We believe that having a convention here helps when writing more complex tests, configfiles, as well as easily finding plugins in various parts of the project, either on a manual page or during the installation procedure.

We understand that the name of the plugin is different from the module name in python, but in any case we should try to follow the PEP8:

From PEP8: Modules should have short, all-lowercase names. Underscores can be used in the module name if it improves readability. Python packages should also have short, all-lowercase names, although the use of underscores is discouraged.

Let’s get the human example:

  • Python module name: human
  • Plugin name: human

Let’s get the task_run_recipe example:

  • Python module name: task_run_recipe
  • Plugin name: task-run-recipe

Let’s get another example:

  • Python module name: archive
  • Plugin name: zip_archive

One suggestion should be to have a namespace like resolvers.tests.exec, resolvers.tests.unit.python.

And all the duplicated code could be imported from a common module inside the plugin. But yes, it is a “delicate issue”.

Note

New Issue: Rename the plugins modules and names. This might be tricky.

Reserved Sections

We should have one reserved section, the core section for the Avocado’s core functionalities.

All plugin code that it is considered “core” should be inside core as a “nested section”. Example:

[core]
foo = bar

[core.sysinfo]
collect_enabled = True

Note

New Issue: Move all ‘core’ related settings to the core section.

Config Types

configparser do not guess datatypes of values in configuration files, always storing them internally as strings. This means that if you need other datatypes, you should convert on your own

There are few methods on this library to help us: getboolean(), getint() and getfloat(). Basic types here, are also straightforward.

Regarding boolean values, getboolean() can accept yes/no, on/off, true/false or 1/0. But we should adopt one style and stick with it.

Note

New Issue: Create a simple but effective type system for configuration files and argument options.

Presentation

As the avocado trend is to have more and more plugins, We believe that to make it easier for the user to find where each configuration is, we should split the file into smaller files, leaving one file for each plugin. Avocado already supports that with the conf.d directory. What do you think?

Note

New Issue: Split config files into small ones (if necessary).

Backwards Compatibility

In order to keep a good naming convention, this set of changes probably will rename some args and/or config file options.

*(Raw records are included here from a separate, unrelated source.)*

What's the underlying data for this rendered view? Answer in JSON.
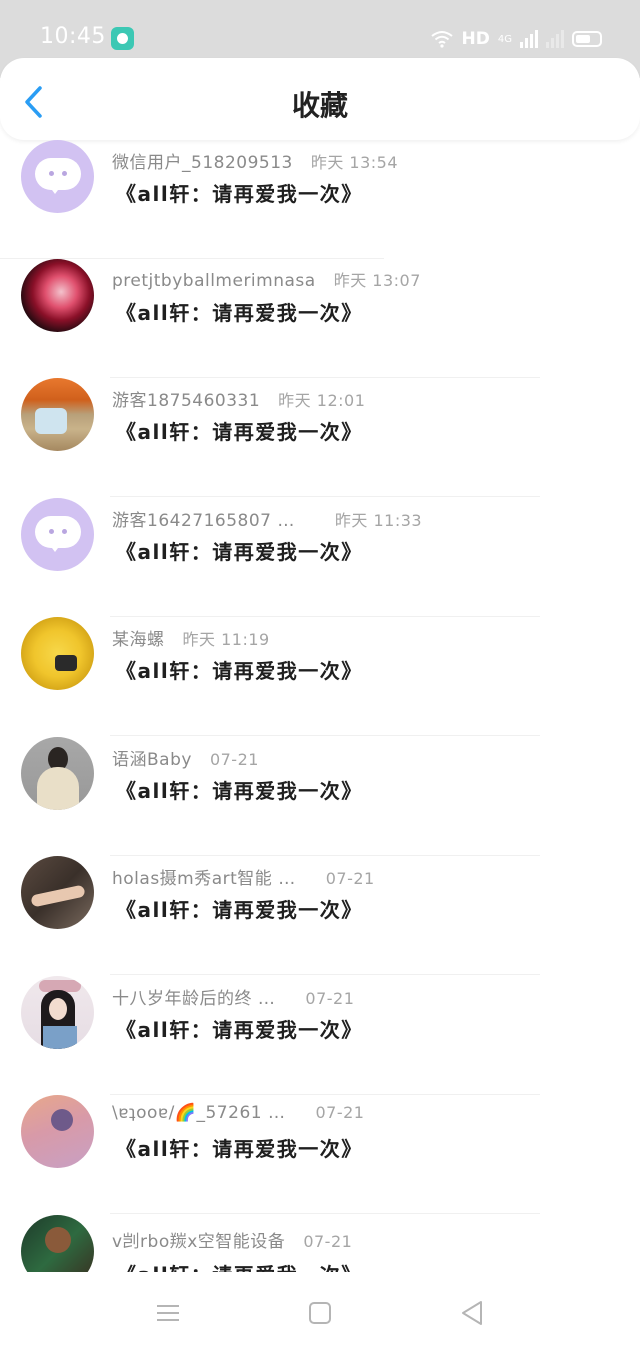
{
  "status_bar": {
    "time": "10:45",
    "hd_label": "HD",
    "network_label": "4G"
  },
  "header": {
    "title": "收藏",
    "back_icon": "chevron-left-icon"
  },
  "colors": {
    "accent": "#2a9df4",
    "status_bar_bg": "#dcdcdc",
    "avatar_purple": "#d2c2f2"
  },
  "items": [
    {
      "user": "微信用户_518209513",
      "time": "昨天 13:54",
      "title": "《all轩：请再爱我一次》",
      "avatar": "chat-bubble-avatar"
    },
    {
      "user": "pretjtbyballmerimnasa",
      "time": "昨天 13:07",
      "title": "《all轩：请再爱我一次》",
      "avatar": "rose-avatar"
    },
    {
      "user": "游客1875460331",
      "time": "昨天 12:01",
      "title": "《all轩：请再爱我一次》",
      "avatar": "cake-avatar"
    },
    {
      "user": "游客16427165807 …",
      "time": "昨天 11:33",
      "title": "《all轩：请再爱我一次》",
      "avatar": "chat-bubble-avatar"
    },
    {
      "user": "某海螺",
      "time": "昨天 11:19",
      "title": "《all轩：请再爱我一次》",
      "avatar": "yellow-plush-avatar"
    },
    {
      "user": "语涵Baby",
      "time": "07-21",
      "title": "《all轩：请再爱我一次》",
      "avatar": "girl-scarf-avatar"
    },
    {
      "user": "holas摄m秀art智能 …",
      "time": "07-21",
      "title": "《all轩：请再爱我一次》",
      "avatar": "hands-art-avatar"
    },
    {
      "user": "十八岁年龄后的终 …",
      "time": "07-21",
      "title": "《all轩：请再爱我一次》",
      "avatar": "girl-hat-avatar"
    },
    {
      "user": "\\ɐʇooɐ/🌈_57261 …",
      "time": "07-21",
      "title": "《all轩：请再爱我一次》",
      "avatar": "pink-art-avatar"
    },
    {
      "user": "v剀rbo羰x空智能设备",
      "time": "07-21",
      "title": "《all轩：请再爱我一次》",
      "avatar": "green-art-avatar"
    }
  ],
  "nav_bar": {
    "menu_icon": "menu-icon",
    "home_icon": "square-home-icon",
    "back_icon": "triangle-back-icon"
  }
}
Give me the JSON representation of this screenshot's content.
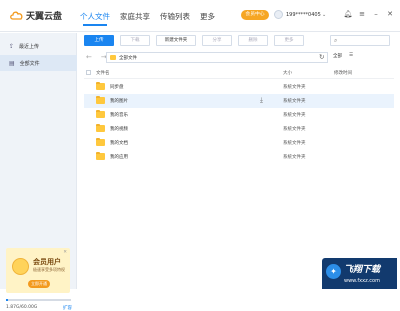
{
  "app": {
    "name": "天翼云盘"
  },
  "nav": {
    "tabs": [
      {
        "label": "个人文件"
      },
      {
        "label": "家庭共享"
      },
      {
        "label": "传输列表"
      },
      {
        "label": "更多"
      }
    ]
  },
  "header": {
    "vip_label": "会员中心",
    "account": "199*****0405"
  },
  "sidebar": {
    "items": [
      {
        "label": "最近上传"
      },
      {
        "label": "全部文件"
      }
    ]
  },
  "promo": {
    "title": "会员用户",
    "subtitle": "极速享受多项特权",
    "button": "立即开通"
  },
  "storage": {
    "text": "1.87G/60.00G",
    "expand": "扩容",
    "used_fraction": 0.031
  },
  "toolbar": {
    "upload": "上传",
    "download": "下载",
    "new_folder": "新建文件夹",
    "share": "分享",
    "delete": "删除",
    "more": "更多"
  },
  "address": {
    "path": "全部文件",
    "view_all": "全部",
    "view_mode": "☰"
  },
  "table": {
    "headers": {
      "name": "文件名",
      "size": "大小",
      "modified": "修改时间"
    },
    "rows": [
      {
        "name": "同步盘",
        "type": "系统文件夹"
      },
      {
        "name": "我的图片",
        "type": "系统文件夹"
      },
      {
        "name": "我的音乐",
        "type": "系统文件夹"
      },
      {
        "name": "我的视频",
        "type": "系统文件夹"
      },
      {
        "name": "我的文档",
        "type": "系统文件夹"
      },
      {
        "name": "我的应用",
        "type": "系统文件夹"
      }
    ]
  },
  "watermark": {
    "title": "飞翔下载",
    "url": "www.fxxz.com"
  }
}
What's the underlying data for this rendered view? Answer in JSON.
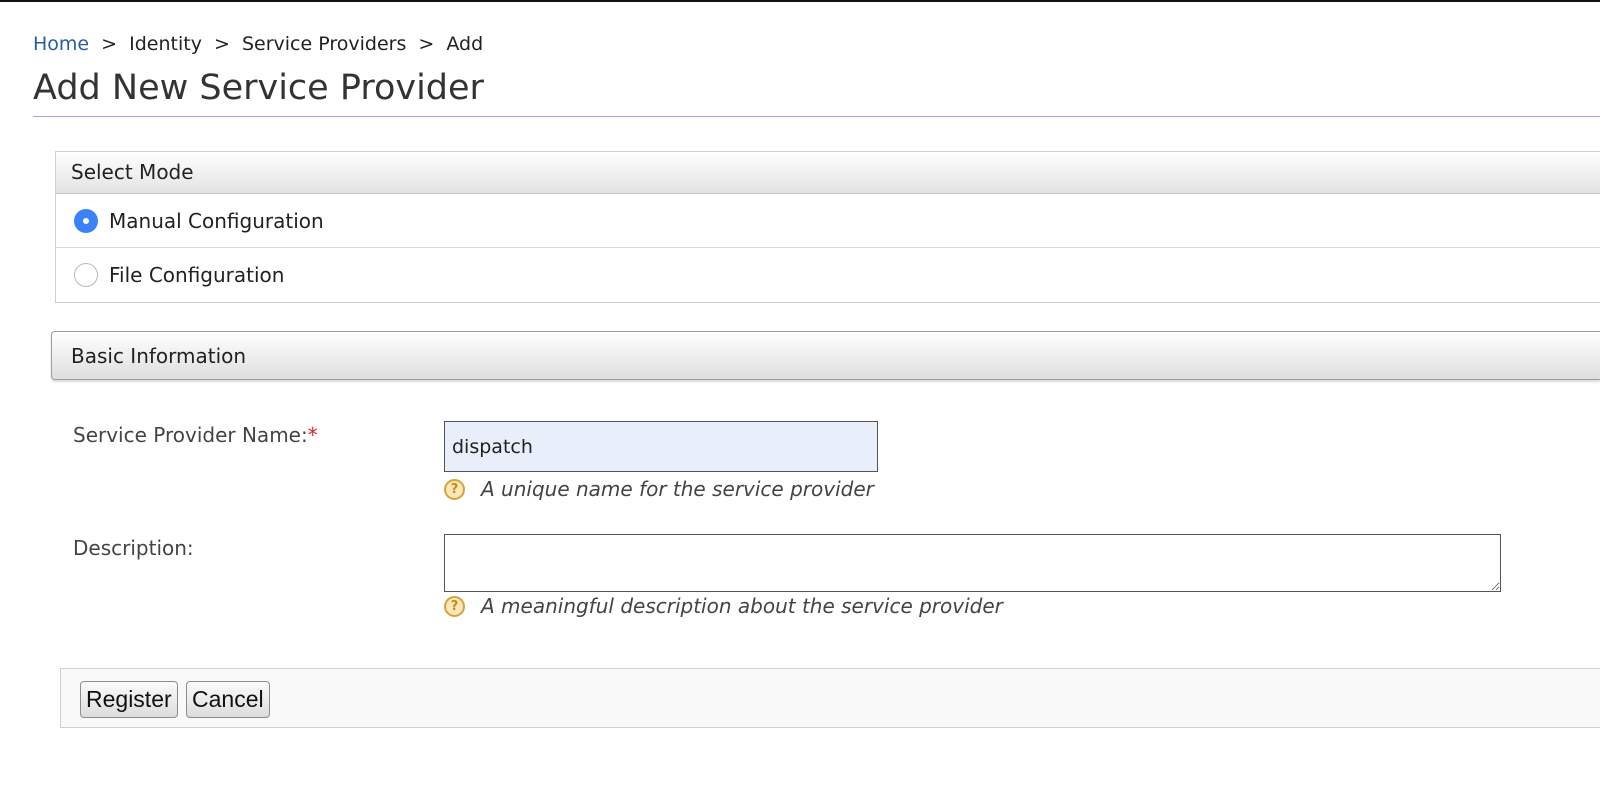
{
  "breadcrumb": {
    "items": [
      "Home",
      "Identity",
      "Service Providers",
      "Add"
    ],
    "separator": ">"
  },
  "page": {
    "title": "Add New Service Provider"
  },
  "select_mode": {
    "title": "Select Mode",
    "options": [
      {
        "label": "Manual Configuration",
        "checked": true
      },
      {
        "label": "File Configuration",
        "checked": false
      }
    ]
  },
  "basic_info": {
    "title": "Basic Information",
    "name_field": {
      "label": "Service Provider Name:",
      "required_mark": "*",
      "value": "dispatch",
      "help": "A unique name for the service provider"
    },
    "description_field": {
      "label": "Description:",
      "value": "",
      "help": "A meaningful description about the service provider"
    }
  },
  "actions": {
    "register_label": "Register",
    "cancel_label": "Cancel"
  },
  "colors": {
    "link": "#2a5d9f",
    "radio_checked": "#3b82f6",
    "required": "#e02020",
    "input_bg": "#e8effb",
    "help_icon": "#d8a23a"
  },
  "icons": {
    "help": "question-circle-icon"
  }
}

While some changes proposed here are simple and do not affect Avocado’s behavior, others are critical and may break Avocado jobs.

Command line syntax changes

These command-line conversions will lead to a “syntax error”. We should have a transition period with a “deprecated message”.

Plugin name changes

Changing the modules names and/or the ‘name’ attribute of plugins will require to change the config files inside Avocado as well. This will not break unless the user is using an old config file. In that case, we should also have a “deprecated message” and accept the old config file option for some time.

Security Implications

Avocado users should have the warranty that their jobs are running on isolated environment.

We should consider this and keep in mind that any moves here should continue with this assumption.

How to Teach This

We should provide a complete configuration reference guide section in our User’s Documentation.

Note

New Issue: Create a complete configuration reference.

In the future, the Job API should also be very well detailed so sphinx could generate good documentation on our Test Writer’s Guide.

Besides a good documentation, there is no better way to learn than by example. If our plugins, options and settings follow a good convention it will serve as template to new plugins.

If these changes are accepted by the community and implemented, this RFC could be adapted to become a section on one of our guides, maybe something like the a Python PEP that should be followed when developing new plugins.

Note

New Issue: Create a new section in our Contributor’s Guide describing all the conventions on this blueprint.